Lastly, I recommend reviewing your shareholder rights plan to ensure it is state-of-the-art. In doing this, we were able to call a meeting one day after the bid and quickly slow down any further acquisitions by the hostile bidders.
The Role of Inside Counsel in the Preparation Process
Gerstein: How can inside counsel prepare?
Pinkston: The company’s ability to deliver value to shareholders is its best defense. Ensure that the board and management team understand that perspective. Also, surround yourself with experts — both in-house and externally — and know your strategic plan and dissenting opinions. As you do this, you will become familiar with all of the alternatives, which you must consider closely, while comparing them to and aligning them with your business plan.

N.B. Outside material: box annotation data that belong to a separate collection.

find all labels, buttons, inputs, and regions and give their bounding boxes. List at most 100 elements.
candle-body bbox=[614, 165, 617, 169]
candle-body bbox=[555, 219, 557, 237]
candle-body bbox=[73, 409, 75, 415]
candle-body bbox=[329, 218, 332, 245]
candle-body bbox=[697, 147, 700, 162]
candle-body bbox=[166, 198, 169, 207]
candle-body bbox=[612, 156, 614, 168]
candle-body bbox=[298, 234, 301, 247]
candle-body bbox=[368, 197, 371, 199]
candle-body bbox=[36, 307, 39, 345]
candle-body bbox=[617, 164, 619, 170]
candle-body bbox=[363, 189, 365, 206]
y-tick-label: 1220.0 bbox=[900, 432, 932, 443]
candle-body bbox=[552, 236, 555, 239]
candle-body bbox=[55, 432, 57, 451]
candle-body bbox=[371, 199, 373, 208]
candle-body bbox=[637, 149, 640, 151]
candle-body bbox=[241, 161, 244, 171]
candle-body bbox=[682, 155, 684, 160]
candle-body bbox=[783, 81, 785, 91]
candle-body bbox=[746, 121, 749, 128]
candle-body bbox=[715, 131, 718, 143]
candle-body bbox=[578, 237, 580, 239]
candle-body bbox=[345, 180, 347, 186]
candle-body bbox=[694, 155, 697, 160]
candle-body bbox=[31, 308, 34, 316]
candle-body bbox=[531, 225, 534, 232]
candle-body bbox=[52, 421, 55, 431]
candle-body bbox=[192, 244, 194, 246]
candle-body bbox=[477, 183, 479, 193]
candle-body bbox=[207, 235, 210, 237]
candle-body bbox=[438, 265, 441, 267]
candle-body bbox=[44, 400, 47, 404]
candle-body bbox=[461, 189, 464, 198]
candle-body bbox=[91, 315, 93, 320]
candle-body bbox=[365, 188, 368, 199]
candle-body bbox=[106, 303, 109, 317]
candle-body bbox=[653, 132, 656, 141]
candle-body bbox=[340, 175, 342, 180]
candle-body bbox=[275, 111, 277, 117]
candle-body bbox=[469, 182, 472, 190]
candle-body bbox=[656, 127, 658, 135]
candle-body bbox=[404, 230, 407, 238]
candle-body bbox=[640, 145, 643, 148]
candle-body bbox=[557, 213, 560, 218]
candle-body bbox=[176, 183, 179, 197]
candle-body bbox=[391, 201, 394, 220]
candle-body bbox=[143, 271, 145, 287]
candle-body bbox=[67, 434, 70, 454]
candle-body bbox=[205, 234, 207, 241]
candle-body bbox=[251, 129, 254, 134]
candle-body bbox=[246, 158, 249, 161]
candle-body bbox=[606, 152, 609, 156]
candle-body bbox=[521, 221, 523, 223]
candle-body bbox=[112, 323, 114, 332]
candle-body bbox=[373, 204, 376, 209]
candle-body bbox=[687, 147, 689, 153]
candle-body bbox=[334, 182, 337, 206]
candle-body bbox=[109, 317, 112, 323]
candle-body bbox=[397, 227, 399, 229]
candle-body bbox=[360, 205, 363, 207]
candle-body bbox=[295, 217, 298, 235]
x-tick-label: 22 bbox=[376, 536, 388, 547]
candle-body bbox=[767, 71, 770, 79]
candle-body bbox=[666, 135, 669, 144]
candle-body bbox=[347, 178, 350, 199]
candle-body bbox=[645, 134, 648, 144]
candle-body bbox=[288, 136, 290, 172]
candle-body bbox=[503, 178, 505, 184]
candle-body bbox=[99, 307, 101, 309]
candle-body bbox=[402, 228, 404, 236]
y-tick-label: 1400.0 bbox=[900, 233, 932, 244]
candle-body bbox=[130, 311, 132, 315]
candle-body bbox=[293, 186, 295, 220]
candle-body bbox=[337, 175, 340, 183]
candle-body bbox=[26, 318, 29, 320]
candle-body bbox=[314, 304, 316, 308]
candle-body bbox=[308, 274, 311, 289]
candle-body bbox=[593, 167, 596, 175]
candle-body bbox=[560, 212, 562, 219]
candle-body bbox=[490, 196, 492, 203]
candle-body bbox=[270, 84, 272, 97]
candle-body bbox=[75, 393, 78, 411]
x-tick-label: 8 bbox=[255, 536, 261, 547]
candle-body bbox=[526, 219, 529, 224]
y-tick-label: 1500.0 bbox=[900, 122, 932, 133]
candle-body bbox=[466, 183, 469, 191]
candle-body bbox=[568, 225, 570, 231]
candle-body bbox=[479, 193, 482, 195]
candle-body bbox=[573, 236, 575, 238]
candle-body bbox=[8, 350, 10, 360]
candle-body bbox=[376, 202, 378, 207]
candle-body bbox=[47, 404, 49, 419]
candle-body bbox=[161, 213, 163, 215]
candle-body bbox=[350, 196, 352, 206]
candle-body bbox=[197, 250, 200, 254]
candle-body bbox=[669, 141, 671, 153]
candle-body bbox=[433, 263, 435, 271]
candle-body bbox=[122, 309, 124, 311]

Tosetti: Back in the ‘80s, companies did not want to commit their exact plans in proposed takeover situations to writing. Now, such plans are considered prudent to recognize your organization's vulnerabilities, place your rights plan on the shelf, have your advisory SWAT team on call and know your principal stockholders. Requiring your board and advisors to plan, focus and know their strategic options is a very useful exercise.
Gerstein: What is the general counsel’s role in managing the various players, ranging from board members and outside advisors, to the workforce and customers?
Pinkston: The general counsel is the fulcrum of the motion you described — our role includes being a master of project management. The board is here to make all of the decisions, and they need a wealth of information from you as a general counsel. You are the person who needs to hold all the meetings with the various internal and external teams and distill relevant information to the board. On the flip side, you also need to take the strategic plan the board decides upon, and ensure the key players have detailed plans in their respective areas. This facilitates consistency and synergy, instead of chaos.
Gerstein: Given Latham’s success defending Allergan from Valeant and Pershing Square, what are some of the more effective strategies and responses from a litigation perspective?
Johnson: One of our best strategies was to start analyzing the litigation options and possibilities very early on. The hostile environment is moving away from reflexively filing litigation, though it used to be one of the pieces of the playbook — you either ran immediately to Delaware or to federal court, and started battling each other. Instead, we question whether litigation is going to be a strategic arrow for us. Do we have a good chance of winning something? Did we want to bring Section 14 disclosure claims, based on the information that Valeant was disseminating. It was very important for us to start analyzing all of this from the beginning.
The Role of the Public Relations Team
Gerstein: How important is a good public relations team during this process?
Hyden: It is critical to a successful defense. Sometimes perception is more important than reality. Even more important is how your case is perceived by the media and the investment community, and coordinating efforts to get the word out to your investors and stockholder investment community. This is something we did very well. We won this part of the overall process, which is not to say that we won every day, but there were certainly more good days than bad.
The Role of the Board of Directors and Management
Gerstein: How can the board help in takeover situations such as these?
Hyden: Ensure your board supports your strategic business plan and value proposition. Allergan’s board’s support provided extraordinary value, because it helped the board hold their ground when they were being vilified by the other side and the media. They stood by their view of what the future success was going to allow regarding a stock value proposition. Management and the board were unwavering about that value and the company’s prospects. And so once the negotiations started, the value proposition was left to the management teams with the board’s support. Due to the strength of Allergan’s board, we were able to negotiate the largest M&A transaction in the last six years, and the third largest healthcare deal ever.